A estas alturas de 2015, la creación de empresas sigue sin notar que España ha salido de la recesión económica. Lejos de repuntar de manera sólida, la constitución de sociedades mercantiles acumula una caída anual del 0,3% entre los meses de enero y septiembre. Y no es éste su peor dato, ya que si se compara el mes de septiembre de 2015 con el de 2014 el retroceso es aún mayor: en concreto, en el noveno mes de este año surgieron 6.444 empresas, lo que significa el 2,8% menos que las nacidas en igual período de 2014.

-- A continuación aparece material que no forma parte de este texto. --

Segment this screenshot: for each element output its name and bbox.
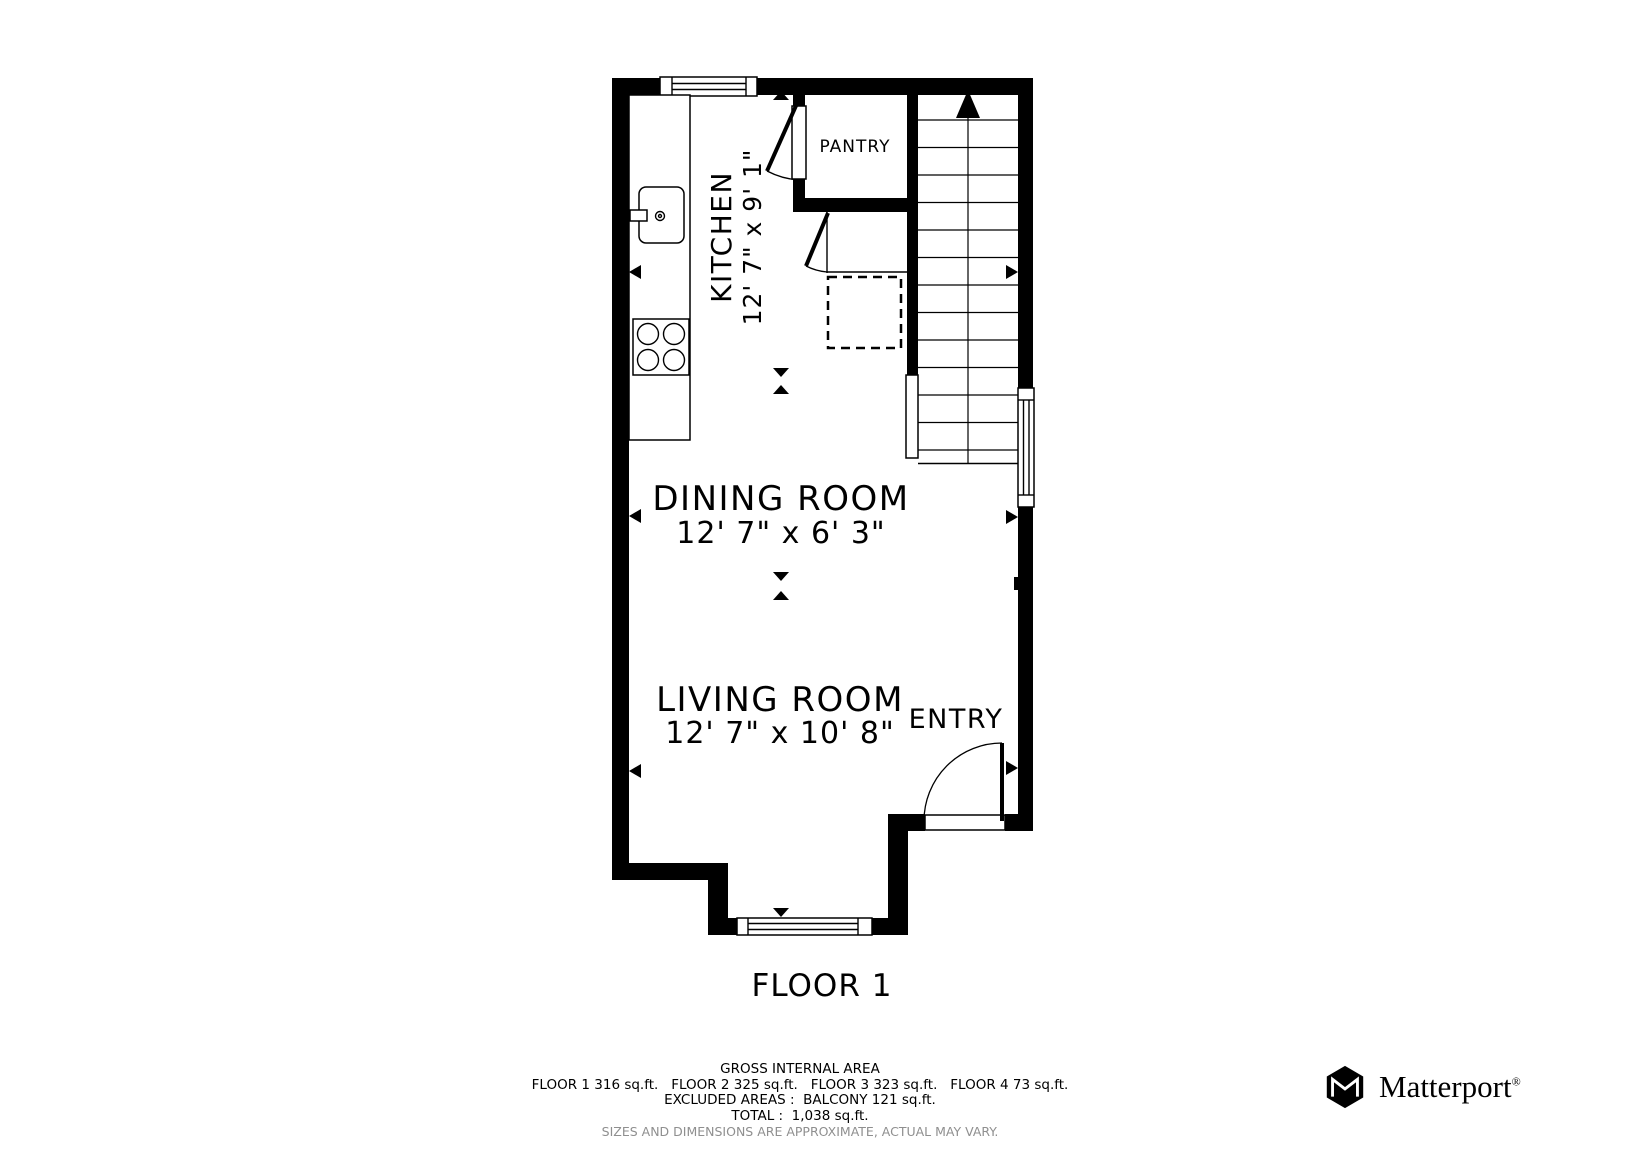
marker-up-icon	[773, 591, 789, 600]
floorplan-drawing: PANTRY KITCHEN 12' 7" x 9' 1" DINING ROO…	[0, 0, 1647, 1164]
room-label-pantry: PANTRY	[819, 137, 890, 157]
area-summary-floors: FLOOR 1 316 sq.ft. FLOOR 2 325 sq.ft. FL…	[400, 1078, 1200, 1094]
closet-door	[806, 213, 828, 272]
window-right	[1018, 388, 1034, 507]
floor-title: FLOOR 1	[752, 968, 893, 1004]
marker-left-icon	[629, 509, 641, 523]
stair-railing	[906, 375, 918, 458]
wall-stair-left	[907, 95, 918, 375]
marker-right-icon	[1006, 510, 1018, 524]
room-label-kitchen: KITCHEN	[705, 171, 738, 303]
closet-door-leaf	[806, 213, 828, 266]
entry-door-arc	[924, 743, 1002, 821]
area-summary-title: GROSS INTERNAL AREA	[400, 1062, 1200, 1078]
wall-living-bottom	[612, 863, 728, 880]
entry-door	[924, 743, 1005, 830]
entry-door-threshold	[925, 815, 1005, 830]
room-label-kitchen-group: KITCHEN 12' 7" x 9' 1"	[705, 149, 767, 326]
marker-down-icon	[773, 572, 789, 581]
area-summary-disclaimer: SIZES AND DIMENSIONS ARE APPROXIMATE, AC…	[400, 1124, 1200, 1140]
room-label-dining: DINING ROOM	[652, 479, 909, 519]
stairs	[906, 90, 1018, 464]
room-dims-dining: 12' 7" x 6' 3"	[676, 516, 885, 551]
stove	[633, 319, 689, 375]
area-summary-total: TOTAL : 1,038 sq.ft.	[400, 1109, 1200, 1125]
room-dims-living: 12' 7" x 10' 8"	[665, 716, 895, 751]
pantry-door-opening	[792, 106, 806, 179]
wall-left	[612, 78, 629, 880]
marker-down-icon	[773, 368, 789, 377]
marker-left-icon	[629, 764, 641, 778]
registered-mark: ®	[1512, 1075, 1521, 1089]
room-dims-kitchen: 12' 7" x 9' 1"	[738, 149, 767, 326]
window-top	[660, 77, 757, 96]
wall-nub	[1014, 577, 1019, 590]
wall-entry-side	[888, 831, 908, 935]
marker-down-icon	[773, 908, 789, 917]
area-summary-excluded: EXCLUDED AREAS : BALCONY 121 sq.ft.	[400, 1093, 1200, 1109]
wall-entry-bottom-left	[888, 814, 925, 831]
matterport-wordmark: Matterport®	[1379, 1069, 1521, 1105]
matterport-branding: Matterport®	[1322, 1064, 1521, 1110]
room-label-living: LIVING ROOM	[656, 680, 904, 720]
closet-under-stairs	[827, 212, 907, 273]
room-label-entry: ENTRY	[909, 704, 1004, 735]
marker-up-icon	[773, 385, 789, 394]
floorplan-page: PANTRY KITCHEN 12' 7" x 9' 1" DINING ROO…	[0, 0, 1647, 1164]
window-bottom	[737, 918, 872, 935]
marker-right-icon	[1006, 761, 1018, 775]
wall-pantry-bottom	[793, 198, 918, 212]
appliance-dashed-outline	[828, 277, 901, 348]
matterport-logo-icon	[1322, 1064, 1368, 1110]
pantry-door	[767, 99, 806, 180]
marker-right-icon	[1006, 265, 1018, 279]
area-summary: GROSS INTERNAL AREA FLOOR 1 316 sq.ft. F…	[400, 1062, 1200, 1140]
wall-entry-bottom-right	[1005, 814, 1033, 831]
closet-door-arc	[806, 266, 827, 272]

No acaban aquí los resultados que dibujan una tendencia negativa en cuanto a la demografía empresarial española. Según el Instituto Nacional de Estadística (INE), en lo que va de año el capital total suscrito por las nuevas compañías acumula un descenso del 2,9%. El retroceso es bastante mayor, del 42,9%, si se compara la situación de septiembre de 2015 con la de septiembre de 2014.

Falta tejido y tamaño

Del mismo modo, es negativa la comparación del volumen medio del importe suscrito por las nuevas compañías. En este caso, disminuye el 2,7% de enero a septiembre, y se recorta el 41,3% si la relación se halla exclusivamente entre los dos septiembres.

Esta falta de vigor en la creación de empresas en 2015 es asimismo certificada por las estadísticas del Consejo General del Notariado, que incluso empeoran las disponibles en la web del INE. Así, con los últimos datos de los notarios en la mano, la constitución de sociedades mercantiles cayó el 4,4% en tasa anual el pasado septiembre.

A falta de un trimestre para cerrar 2015, parece evidente que la atonía es la tónica en el nacimiento de empresas. El año pasado fue igualmente plano, aunque se cerró con un total de 94.152 nuevas firmas, tras haber crecido un tímido 0,8% interanual.

Es cierto que para trazar un perímetro más completo del mapa empresarial español hay que analizar también la cifra de compañías que se disuelven, y en este caso parece que la correlación es positiva. Según la Seguridad Social, el número de empresas inscritas creció el 0,8% el año pasado.

Pero no es menos cierto que para combatir la baja actividad emprendedora en España hacen falta medidas fiscales y administrativas que contribuyan a fortalecer el tejido empresarial. Recientemente, la organización patronal Cepyme reclamó al Gobierno una bajada del Impuesto de Sociedades y la eliminación de trabas a la actividad empresarial, entre ellas, reducir trámites burocráticos y algunos costes que dependen de medidas de naturaleza política.

Una disminución de las cuotas a la Seguridad Social, la aminoración de costes energéticos a las pymes, una rebaja del Impuesto de Sociedades y Donaciones figuran entre las propuestas de los empresarios, ya que todos esos costes afectan a la capacidad de los autónomos y de las pequeñas y medianas empresas para financiar sus proyectos empresariales y que éstos prevalezcan en el tiempo.